KP: I actually loved it. I loved that it wasn’t everything all perfectly answered. Because I agree with you. To me, it was about this couple that has been through this journey together. And they’ve come out of it on the other side together. And the reason it really stood out to me is that I have two friends who both went through IVF and weren’t successful. I’ve had other friends who were, but I had two couple friends who were not successful. And one of them, it ultimately tore them apart and they ended up splitting up. The other stayed together and they have a great marriage to this day and they never got to have a baby, but they love each other so much and they’re happy together.

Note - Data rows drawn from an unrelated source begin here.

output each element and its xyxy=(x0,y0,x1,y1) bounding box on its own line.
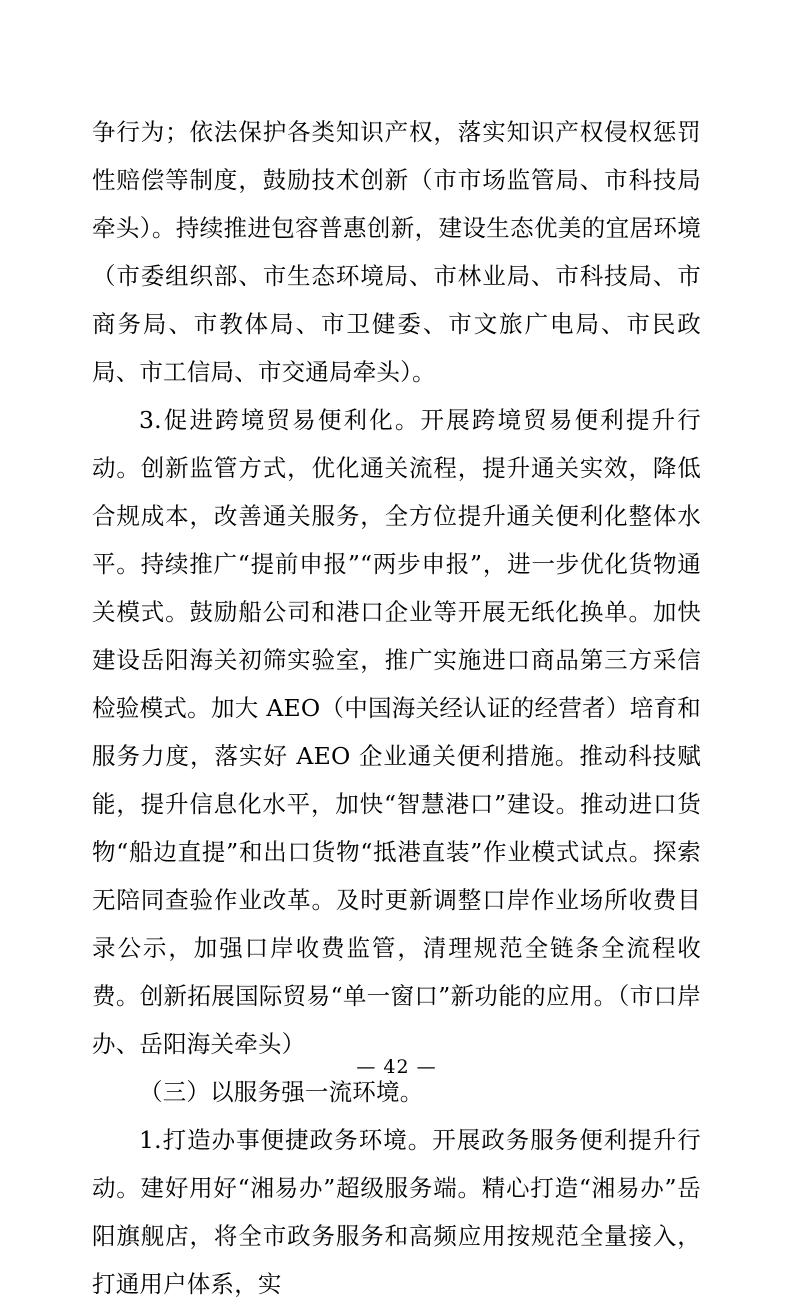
paragraph-section-three-heading: （三）以服务强一流环境。 xyxy=(139,1078,424,1106)
paragraph-cross-border-trade: 3.促进跨境贸易便利化。开展跨境贸易便利提升行动。创新监管方式，优化通关流程，提升通关实效，降低合规成本，改善通关服务，全方位提升通关便利化整体水平。持续推广“提前申报”“两步申报”，进一步优化货物通关模式。鼓励船公司和港口企业等开展无纸化换单。加快建设岳阳海关初筛实验室，推广实施进口商品第三方采信检验模式。加大 AEO（中国海关经认证的经营者）培育和服务力度，落实好 AEO 企业通关便利措施。推动科技赋能，提升信息化水平，加快“智慧港口”建设。推动进口货物“船边直提”和出口货物“抵港直装”作业模式试点。探索无陪同查验作业改革。及时更新调整口岸作业场所收费目录公示，加强口岸收费监管，清理规范全链条全流程收费。创新拓展国际贸易“单一窗口”新功能的应用。（市口岸办、岳阳海关牵头） xyxy=(92,406,701,1058)
paragraph-government-service: 1.打造办事便捷政务环境。开展政务服务便利提升行动。建好用好“湘易办”超级服务端。精心打造“湘易办”岳阳旗舰店，将全市政务服务和高频应用按规范全量接入，打通用户体系，实 xyxy=(92,1126,701,1298)
page-number-footer: — 42 — xyxy=(356,1056,437,1078)
paragraph-continued-fair-competition: 争行为；依法保护各类知识产权，落实知识产权侵权惩罚性赔偿等制度，鼓励技术创新（市市场监管局、市科技局牵头）。持续推进包容普惠创新，建设生态优美的宜居环境（市委组织部、市生态环境局、市林业局、市科技局、市商务局、市教体局、市卫健委、市文旅广电局、市民政局、市工信局、市交通局牵头）。 xyxy=(92,118,701,386)
document-body xyxy=(92,108,701,1308)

TJ: That’s amazing… You know, when I was in the writing stages, I was looking at peoples’ memoirs. There’s so much stuff, so many diaries. You can go online. There was even a diary in the New York Times, “My Fertility Journey.” And it was a woman keeping a public diary about her IVF experience, and there’s memoirs about it. There’s a lot. It’s in the ether a lot. The culture, this process. I remember when I would look at books that ended or stories and “Tada! We got our kid!” It was this sickening feeling. Also so much pain for the people reading this that it’s not going to happen for. And it doesn’t happen a lot. The statistics of IVF are much lower than you think.

Kathryn also spoke about the couple’s journey.

KP: This film is such a beautiful love story.

KH: Yeah, I agree. There’s something really… I agree with you, there is something really romantic about it because he doesn’t ever let her go off the deep end. She starts to go… it is such a… There is for someone who has this dream and there’s no cap to it. Like, when do you stop this dream? How do you tell somebody to stop? When do you put the cap? And he, I think, has his own feelings of course, and he just loves her. As Tamara said, it’s a very big thing for him to get up at that booth at the end of the movie and come and sit next to her and that’s, like, the most beautiful, romantic thing to me. Not very many partners would do that.

Tamara and I closed off the discussion with why this film really does end on a positive note, even if it doesn’t actually have a conclusion.

TJ: I wasn’t trying to be punk rock about it. People are like “don’t [Richard and Rachel] deserve something?”

KP: But they have each other and that’s what they deserve and what they get.

TJ: I know! And that’s when I say it’s a love story. And it’s about marriage and it’s about them. And I’m glad you appreciated that.

We would like to thank Tamara Jenkins, Kathryn Hahn, and Kayli Carter for their time.

“Private Life” is now available in select theaters and on Netflix.